2. Restful Herbs. Herbs have been used for centuries to promote restful sleep. If the ones you try at first, don’t give up. I personally cannot use chamomile or Valerian which are very popular for many people. They actually make me jittery and restless but others swear by them. My selection is a little unusual and may not work for you; however, the message is – experiment. Don’t listen to what everyone says is right if it doesn’t work. The herbs that work well to help me sleep include the following:
- Hops. When you saw this you probably immediately thought of beer which may seem strange when talking about sleep. However, hops is a flower that is often used in tea (and yes beer). It is believed to reduce restlessness and tension. I have included it in my sleep blend tea recipes that are also used for my sleep gummy recipe and find that it relaxes me fairly quickly.
- Catnip. Known as a favorite of cats, it seems to have the opposite effect on many humans and can promote relaxation and sleep. I use catnip in my sleep blend tea and sleep gummy recipe that I take when I travel.
- Melatonin.

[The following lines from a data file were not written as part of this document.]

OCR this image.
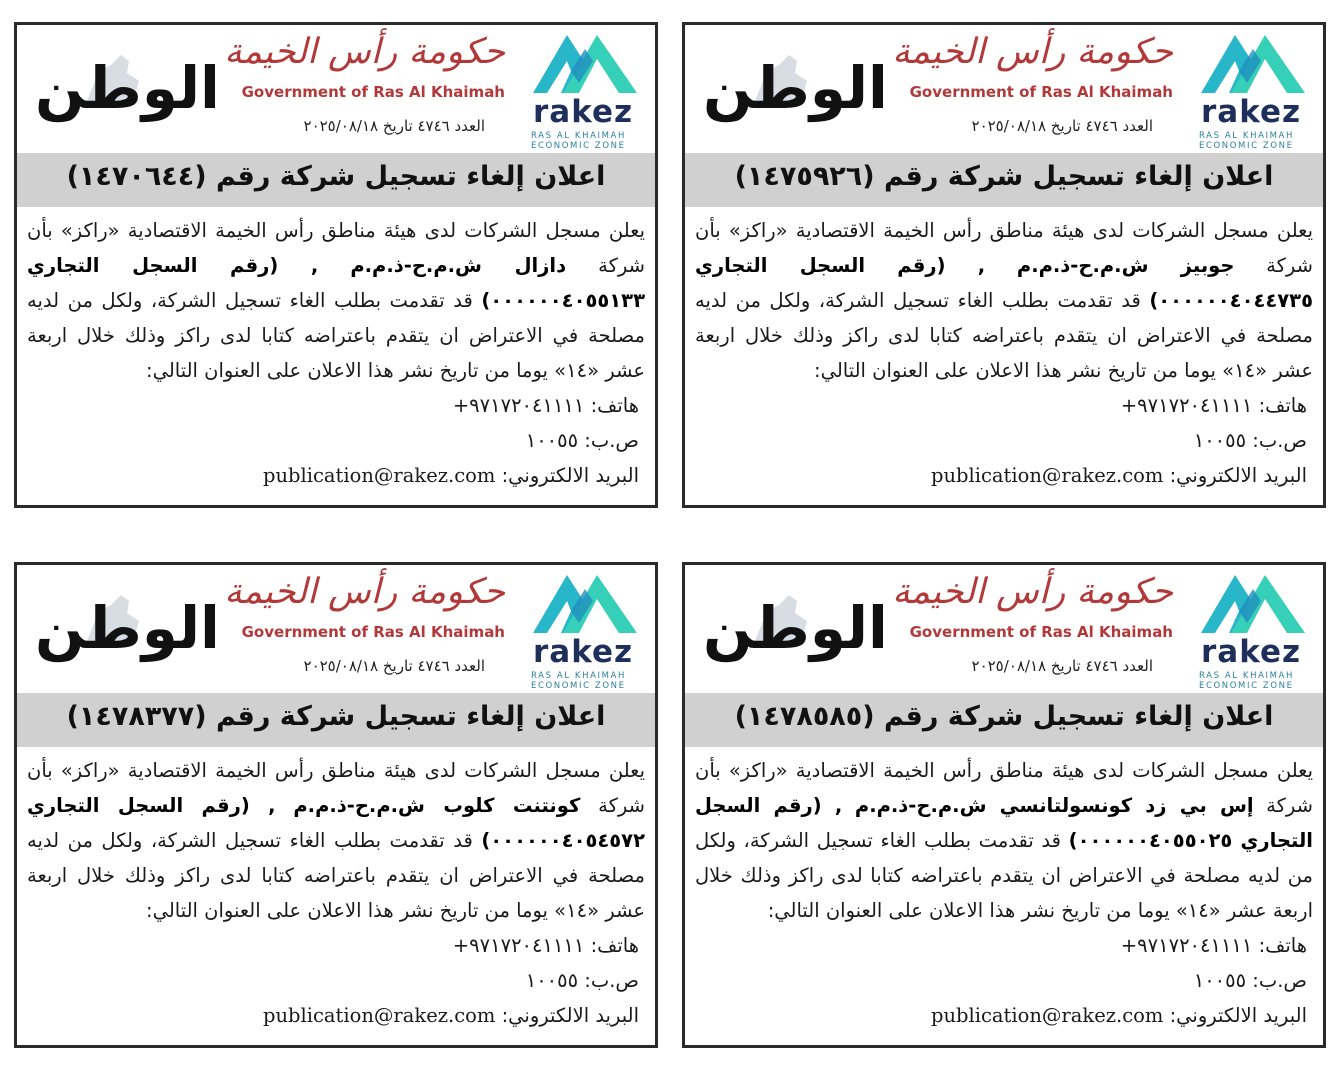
rakez
RAS AL KHAIMAH
ECONOMIC ZONE
حكومة رأس الخيمة
Government of Ras Al Khaimah
العدد ٤٧٤٦ تاريخ ٢٠٢٥/٠٨/١٨
الوطن
اعلان إلغاء تسجيل شركة رقم (١٤٧٥٩٢٦)
يعلن مسجل الشركات لدى هيئة مناطق رأس الخيمة الاقتصادية «راكز» بأن شركة جوبيز ش.م.ح-ذ.م.م , (رقم السجل التجاري ٠٠٠٠٠٠٤٠٤٤٧٣٥) قد تقدمت بطلب الغاء تسجيل الشركة، ولكل من لديه مصلحة في الاعتراض ان يتقدم باعتراضه كتابا لدى راكز وذلك خلال اربعة عشر «١٤» يوما من تاريخ نشر هذا الاعلان على العنوان التالي:
هاتف: ٩٧١٧٢٠٤١١١١+
ص.ب: ١٠٠٥٥
البريد الالكتروني: publication@rakez.com
rakez
RAS AL KHAIMAH
ECONOMIC ZONE
حكومة رأس الخيمة
Government of Ras Al Khaimah
العدد ٤٧٤٦ تاريخ ٢٠٢٥/٠٨/١٨
الوطن
اعلان إلغاء تسجيل شركة رقم (١٤٧٠٦٤٤)
يعلن مسجل الشركات لدى هيئة مناطق رأس الخيمة الاقتصادية «راكز» بأن شركة دازال ش.م.ح-ذ.م.م , (رقم السجل التجاري ٠٠٠٠٠٠٤٠٥٥١٣٣) قد تقدمت بطلب الغاء تسجيل الشركة، ولكل من لديه مصلحة في الاعتراض ان يتقدم باعتراضه كتابا لدى راكز وذلك خلال اربعة عشر «١٤» يوما من تاريخ نشر هذا الاعلان على العنوان التالي:
هاتف: ٩٧١٧٢٠٤١١١١+
ص.ب: ١٠٠٥٥
البريد الالكتروني: publication@rakez.com
rakez
RAS AL KHAIMAH
ECONOMIC ZONE
حكومة رأس الخيمة
Government of Ras Al Khaimah
العدد ٤٧٤٦ تاريخ ٢٠٢٥/٠٨/١٨
الوطن
اعلان إلغاء تسجيل شركة رقم (١٤٧٨٥٨٥)
يعلن مسجل الشركات لدى هيئة مناطق رأس الخيمة الاقتصادية «راكز» بأن شركة إس بي زد كونسولتانسي ش.م.ح-ذ.م.م , (رقم السجل التجاري ٠٠٠٠٠٠٤٠٥٥٠٢٥) قد تقدمت بطلب الغاء تسجيل الشركة، ولكل من لديه مصلحة في الاعتراض ان يتقدم باعتراضه كتابا لدى راكز وذلك خلال اربعة عشر «١٤» يوما من تاريخ نشر هذا الاعلان على العنوان التالي:
هاتف: ٩٧١٧٢٠٤١١١١+
ص.ب: ١٠٠٥٥
البريد الالكتروني: publication@rakez.com
rakez
RAS AL KHAIMAH
ECONOMIC ZONE
حكومة رأس الخيمة
Government of Ras Al Khaimah
العدد ٤٧٤٦ تاريخ ٢٠٢٥/٠٨/١٨
الوطن
اعلان إلغاء تسجيل شركة رقم (١٤٧٨٣٧٧)
يعلن مسجل الشركات لدى هيئة مناطق رأس الخيمة الاقتصادية «راكز» بأن شركة كونتنت كلوب ش.م.ح-ذ.م.م , (رقم السجل التجاري ٠٠٠٠٠٠٤٠٥٤٥٧٢) قد تقدمت بطلب الغاء تسجيل الشركة، ولكل من لديه مصلحة في الاعتراض ان يتقدم باعتراضه كتابا لدى راكز وذلك خلال اربعة عشر «١٤» يوما من تاريخ نشر هذا الاعلان على العنوان التالي:
هاتف: ٩٧١٧٢٠٤١١١١+
ص.ب: ١٠٠٥٥
البريد الالكتروني: publication@rakez.com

Melatonin is naturally produced by the body and helps induce sleep. Melatonin production can be interrupted when traveling since you may not have control over your exposure to light. Watching TV in your room, light coming through an improperly blocked window or even that ipad or reading light next to you on the plane may reduce the amount of available melatonin and your sleep cycle. I use melatonin in my sleep tea blend.
- Magnesium. This essential nutrient when used properly relieves my muscle tension, leg cramps and reduces my overall stress levels.
3. Tea Blends. I talked about teas above but I want to put special emphasis on the power of a custom tea blend for relaxation and sleep. I created my own sleep recipe tea blend that I take with me when I travel. I simply add hot water to my customer blend in the evening about an hour before bedtime and enjoy it as a tea. Since every hotel today has a coffee maker of some type and cups, it’s easy and convenient.
4. Music or White Noise. I am fortunate to live in the country; however, this makes me particularly sensitive to the sounds of the city and noise when I am surrounded by people. The unfamiliar bumps and scrapes and slamming doors in a hotel room combined with the tension created from being in crowds can make sleep evasive. When I travel I take some form of white noise or music player – usually more than one.
On the plane, I use my iPhone loaded with the sounds of the ocean and waves or rain falling. These sounds cut out most distractions if I am trying to rest or read on the plane.
In the hotel room, it is not comfortable to wear earphones with an iPhone and the speaker just isn’t sufficient to provide quality white noise when I sleep. I usually take an iPad or speakers that connect to my computer and load it with my music and sounds. Since I use iTunes I can have the same selections on my iPhone as my computer for economy and convenience.
I am not a doctor or licensed specialist. This post reflects my opinion and remedies that I use. These may not work for everyone. You should consult a doctor before using any natural remedy.